Sorry to burst your bubble, but astronomy has already gone ahead and confirmed that humanity is pretty special. Bacteria is one thing, but where's the aliens if they're everywhere? They aren't out there. Not in this galaxy, at least. That alone shows how rare it is to find some smart critters.

That's where the way we classify comes into account. Normally how we distinguish one species from the next is by the degree of genetic differentiation within vs. between populations. For obvious reasons this doesn't work in microbiota due to being so tightly packed and diverse, as well as having lots of mechanisms like plasmid transfers which make them a lot less discrete than some organisms.
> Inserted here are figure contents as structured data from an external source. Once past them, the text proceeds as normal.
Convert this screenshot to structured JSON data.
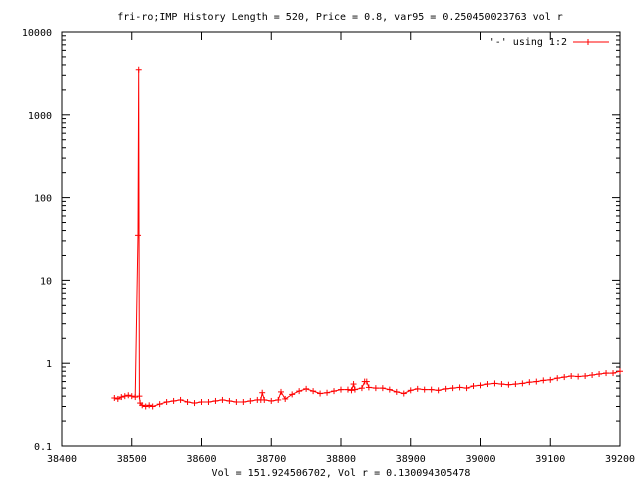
{
  "chart_data": {
    "type": "line",
    "title": "fri-ro;IMP History Length = 520, Price = 0.8, var95 = 0.250450023763 vol r",
    "xlabel": "Vol = 151.924506702, Vol r = 0.130094305478",
    "ylabel": "",
    "x_ticks": [
      "38400",
      "38500",
      "38600",
      "38700",
      "38800",
      "38900",
      "39000",
      "39100",
      "39200"
    ],
    "y_ticks": [
      "0.1",
      "1",
      "10",
      "100",
      "1000",
      "10000"
    ],
    "xlim": [
      38400,
      39200
    ],
    "ylim": [
      0.1,
      10000
    ],
    "y_scale": "log",
    "grid": false,
    "legend_position": "top-right",
    "series": [
      {
        "name": "'-' using 1:2",
        "color": "#ff0000",
        "marker": "plus",
        "x": [
          38475,
          38480,
          38485,
          38490,
          38495,
          38500,
          38505,
          38509,
          38510,
          38511,
          38512,
          38515,
          38520,
          38525,
          38530,
          38540,
          38550,
          38560,
          38570,
          38580,
          38590,
          38600,
          38610,
          38620,
          38630,
          38640,
          38650,
          38660,
          38670,
          38680,
          38685,
          38687,
          38690,
          38700,
          38710,
          38714,
          38720,
          38730,
          38740,
          38750,
          38760,
          38770,
          38780,
          38790,
          38800,
          38810,
          38815,
          38818,
          38820,
          38830,
          38834,
          38837,
          38840,
          38850,
          38860,
          38870,
          38880,
          38890,
          38900,
          38910,
          38920,
          38930,
          38940,
          38950,
          38960,
          38970,
          38980,
          38990,
          39000,
          39010,
          39020,
          39030,
          39040,
          39050,
          39060,
          39070,
          39080,
          39090,
          39100,
          39110,
          39120,
          39130,
          39140,
          39150,
          39160,
          39170,
          39180,
          39190,
          39200
        ],
        "y": [
          0.38,
          0.37,
          0.39,
          0.4,
          0.41,
          0.4,
          0.39,
          35,
          3500,
          0.4,
          0.33,
          0.31,
          0.3,
          0.31,
          0.3,
          0.32,
          0.34,
          0.35,
          0.36,
          0.34,
          0.33,
          0.34,
          0.34,
          0.35,
          0.36,
          0.35,
          0.34,
          0.34,
          0.35,
          0.36,
          0.36,
          0.44,
          0.36,
          0.35,
          0.36,
          0.45,
          0.37,
          0.42,
          0.46,
          0.49,
          0.46,
          0.43,
          0.44,
          0.46,
          0.48,
          0.48,
          0.47,
          0.56,
          0.48,
          0.5,
          0.6,
          0.6,
          0.51,
          0.5,
          0.5,
          0.48,
          0.45,
          0.43,
          0.47,
          0.49,
          0.48,
          0.48,
          0.47,
          0.49,
          0.5,
          0.51,
          0.5,
          0.53,
          0.54,
          0.56,
          0.57,
          0.56,
          0.55,
          0.56,
          0.57,
          0.59,
          0.6,
          0.62,
          0.63,
          0.66,
          0.68,
          0.7,
          0.69,
          0.7,
          0.72,
          0.74,
          0.76,
          0.76,
          0.8
        ]
      }
    ]
  }
}
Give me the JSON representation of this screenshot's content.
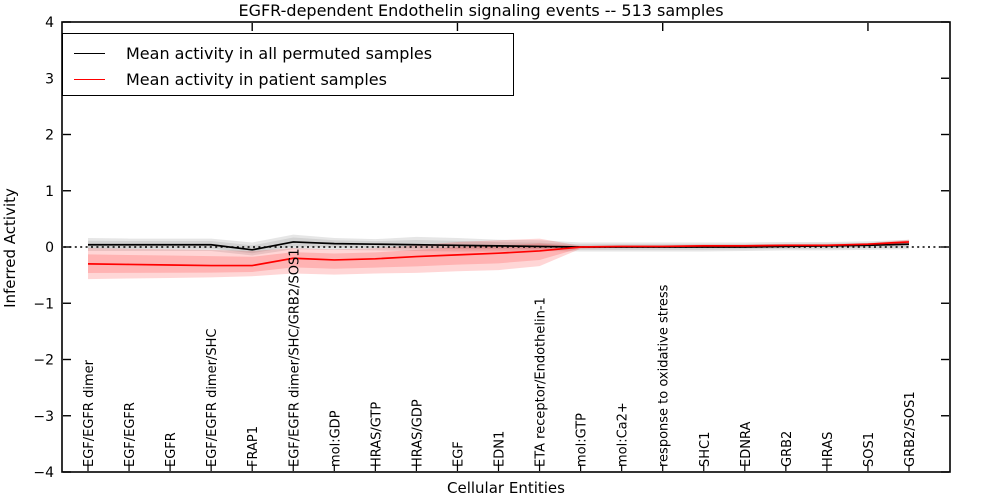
{
  "chart_data": {
    "type": "line",
    "title": "EGFR-dependent Endothelin signaling events -- 513 samples",
    "xlabel": "Cellular Entities",
    "ylabel": "Inferred Activity",
    "ylim": [
      -4,
      4
    ],
    "y_ticks": [
      4,
      3,
      2,
      1,
      0,
      -1,
      -2,
      -3,
      -4
    ],
    "grid": false,
    "zero_line": {
      "y": 0,
      "style": "dotted",
      "color": "#000000"
    },
    "legend_position": "upper left",
    "top_tick_indices": [
      4,
      9,
      14,
      19
    ],
    "categories": [
      "EGF/EGFR dimer",
      "EGF/EGFR",
      "EGFR",
      "EGF/EGFR dimer/SHC",
      "FRAP1",
      "EGF/EGFR dimer/SHC/GRB2/SOS1",
      "mol:GDP",
      "HRAS/GTP",
      "HRAS/GDP",
      "EGF",
      "EDN1",
      "ETA receptor/Endothelin-1",
      "mol:GTP",
      "mol:Ca2+",
      "response to oxidative stress",
      "SHC1",
      "EDNRA",
      "GRB2",
      "HRAS",
      "SOS1",
      "GRB2/SOS1"
    ],
    "series": [
      {
        "name": "Mean activity in all permuted samples",
        "color": "#000000",
        "band_color": "#8c8c8c",
        "mean": [
          0.04,
          0.04,
          0.04,
          0.04,
          -0.05,
          0.09,
          0.06,
          0.05,
          0.04,
          0.03,
          0.02,
          0.01,
          0.0,
          0.0,
          0.0,
          0.0,
          0.0,
          0.01,
          0.02,
          0.03,
          0.05
        ],
        "band_upper": [
          0.16,
          0.15,
          0.15,
          0.15,
          0.08,
          0.22,
          0.16,
          0.14,
          0.18,
          0.16,
          0.13,
          0.12,
          0.08,
          0.08,
          0.08,
          0.08,
          0.08,
          0.09,
          0.09,
          0.1,
          0.13
        ],
        "band_lower": [
          -0.07,
          -0.07,
          -0.07,
          -0.07,
          -0.15,
          -0.04,
          -0.05,
          -0.06,
          -0.07,
          -0.08,
          -0.08,
          -0.07,
          -0.08,
          -0.08,
          -0.08,
          -0.08,
          -0.07,
          -0.06,
          -0.06,
          -0.05,
          -0.04
        ]
      },
      {
        "name": "Mean activity in patient samples",
        "color": "#ff0000",
        "band_color": "#ff0000",
        "mean": [
          -0.3,
          -0.31,
          -0.32,
          -0.33,
          -0.33,
          -0.2,
          -0.23,
          -0.21,
          -0.17,
          -0.14,
          -0.11,
          -0.07,
          0.0,
          0.01,
          0.01,
          0.02,
          0.02,
          0.03,
          0.03,
          0.05,
          0.09
        ],
        "band_upper": [
          -0.02,
          -0.03,
          -0.04,
          -0.05,
          -0.07,
          -0.02,
          -0.04,
          -0.02,
          0.03,
          0.09,
          0.12,
          0.15,
          0.02,
          0.03,
          0.03,
          0.04,
          0.04,
          0.05,
          0.05,
          0.07,
          0.13
        ],
        "band_lower": [
          -0.57,
          -0.56,
          -0.55,
          -0.54,
          -0.52,
          -0.47,
          -0.49,
          -0.47,
          -0.46,
          -0.43,
          -0.41,
          -0.34,
          -0.03,
          -0.01,
          -0.01,
          0.0,
          0.0,
          0.01,
          0.01,
          0.02,
          0.05
        ]
      }
    ]
  }
}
Looking past the fact that it's difficult to measure, let's say you have microbe A and microbe B in different, discrete, relatively homogeneous populations of their respective species. With a genome so small as many of the common commensal and parasitic bacteria have, any differentiation between the species, no matter how phenotypically different they are, is going to fall within the margin of error.

It'd be silly, even though it's been custom to do this so far, to say that two bacteria that function almost identically but with a few slightly different epitopes are separate species. Discussing microbial biodiversity and lumping it meaningfully along with other kinds of diversity that represent a much larger divergence in lineage is meaningless. This is of course not to say that there isn't any meaningful diversity among microbes- just that most of it would classify, if you're looking at it like you would with Eukaryotes, to be "subspecies" at best.

I guarantee ive had a worse life with more disease than you, with past suicide attempts but i still feel life is overall a huge gift and good. It's incomparably valuable to have existed even for a moment.

sounds like overcompensation

>tardigrades
>being able survive long enough act as useful seeding tools

Tsrdigrades are actually extremely fragile beyond the handful of things they would almost certainly never encounter. Even then they can only survive most of the things they can for a few decades at best because they don't actually adapt to the extreme environments they would encounter so much as they just try to tough it out for a bit until conditions improve enough for them to resume normal activity.

But Earth is special and we know it, retard. Honestly crossing your fingers and hoping we find life elsewhere so you can validate your nihilism is pathetic.